Not for those, who were messing around and being lazy, and got into it. That Child must not be put away once the zygote has formed.
Chickie · F
And for some reason they assume women that gets abortion as a birth control method. Birth control isn't hard to get so, I have no idea where they got that from and they love saying thins like "You should have kept your legs closed" which IMO is unhealthy because it's insinuating that sex is bad.
Chickie · F
@Jackaloftheazuresand: Okay, but I want to say I don't hold other people's opinions against them like extremist pro-lifers.
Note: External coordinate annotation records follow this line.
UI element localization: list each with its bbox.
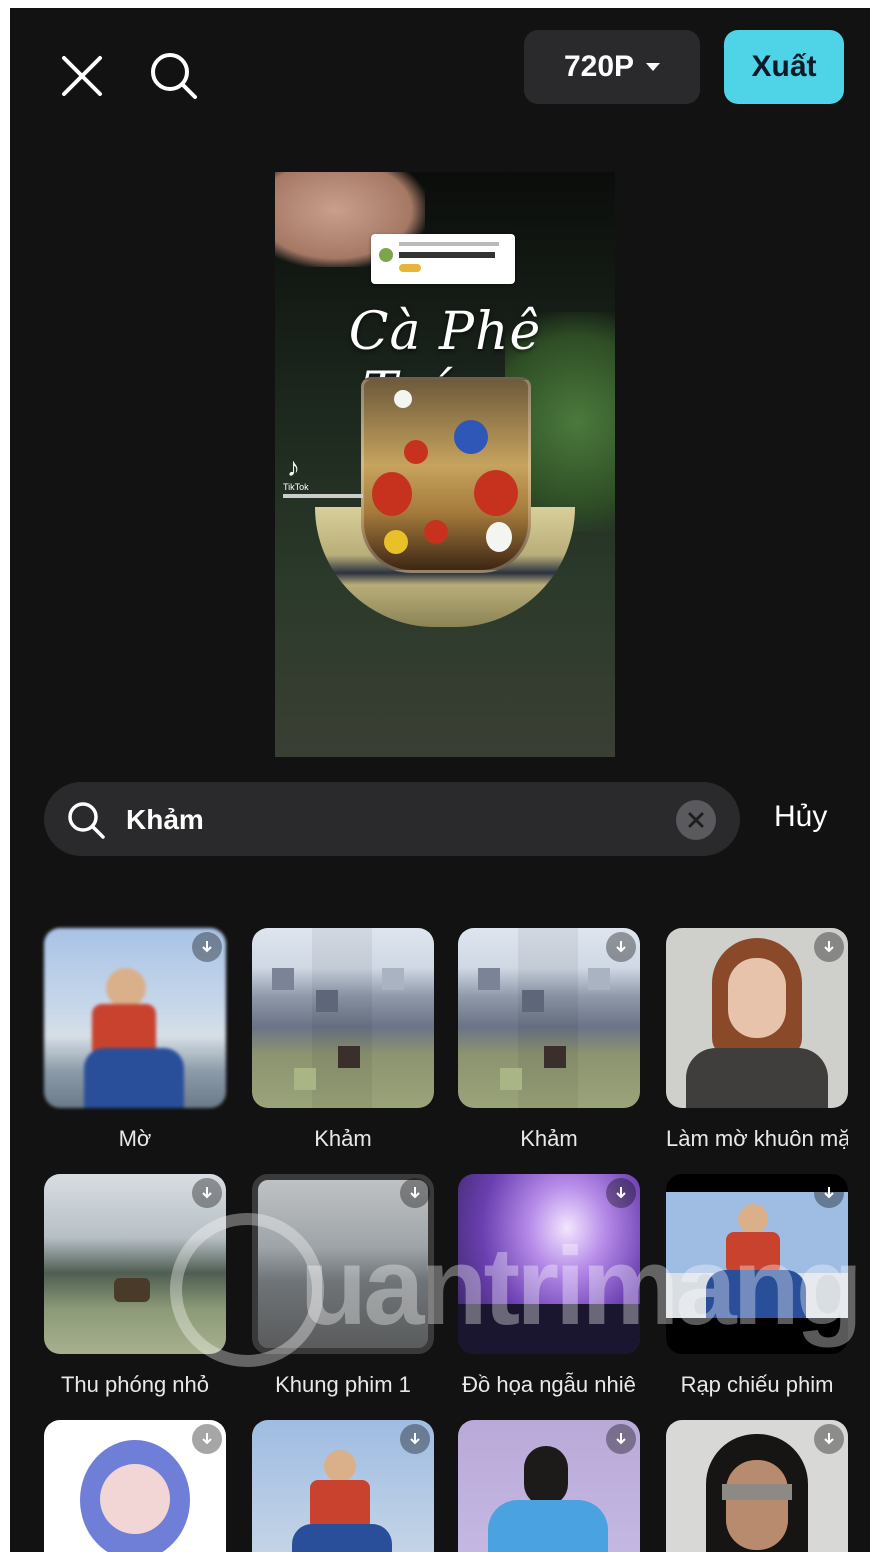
tiktok-label: TikTok: [283, 482, 309, 492]
polka-dot: [384, 530, 408, 554]
person-figure: [524, 1446, 568, 1506]
search-icon: [68, 802, 105, 839]
effect-tile[interactable]: Rạp chiếu phim: [666, 1174, 848, 1398]
comment-sticker: [371, 234, 515, 284]
mosaic-cell: [500, 1068, 522, 1090]
polka-dot: [454, 420, 488, 454]
close-button[interactable]: [50, 44, 114, 108]
crowd-silhouette: [458, 1304, 640, 1354]
download-icon[interactable]: [400, 1178, 430, 1208]
effect-tile[interactable]: [458, 1420, 640, 1552]
effect-tile[interactable]: Khảm: [252, 928, 434, 1152]
polka-dot: [404, 440, 428, 464]
download-icon[interactable]: [814, 1424, 844, 1454]
comment-line: [399, 242, 499, 246]
effect-label: Mờ: [118, 1126, 152, 1151]
person-figure: [292, 1524, 392, 1552]
polka-dot: [474, 470, 518, 516]
download-icon[interactable]: [400, 1424, 430, 1454]
effect-tile[interactable]: Khung phim 1: [252, 1174, 434, 1398]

That's fine if that's what you believe but that's an extreme view of things. That's like saying don't eat if you don't want to be fat, but whatever and good night.
Chickie · F
@Jackaloftheazuresand: Let me ask you this before I leave this thread alone. Would you get a vasectomy? If you couldn't afford it would you give up penetrative sex because you don't want kids? And those operations are permanent so the individual has to think hard about that.
Jackaloftheazuresand · 26-30, M
@PetiteChica: Yes, I would get a vasectomy. And yes I would give up penetrative sex if I didn't want kids. I actually haven't had sex yet because I'm waiting for a time when I can afford the kids.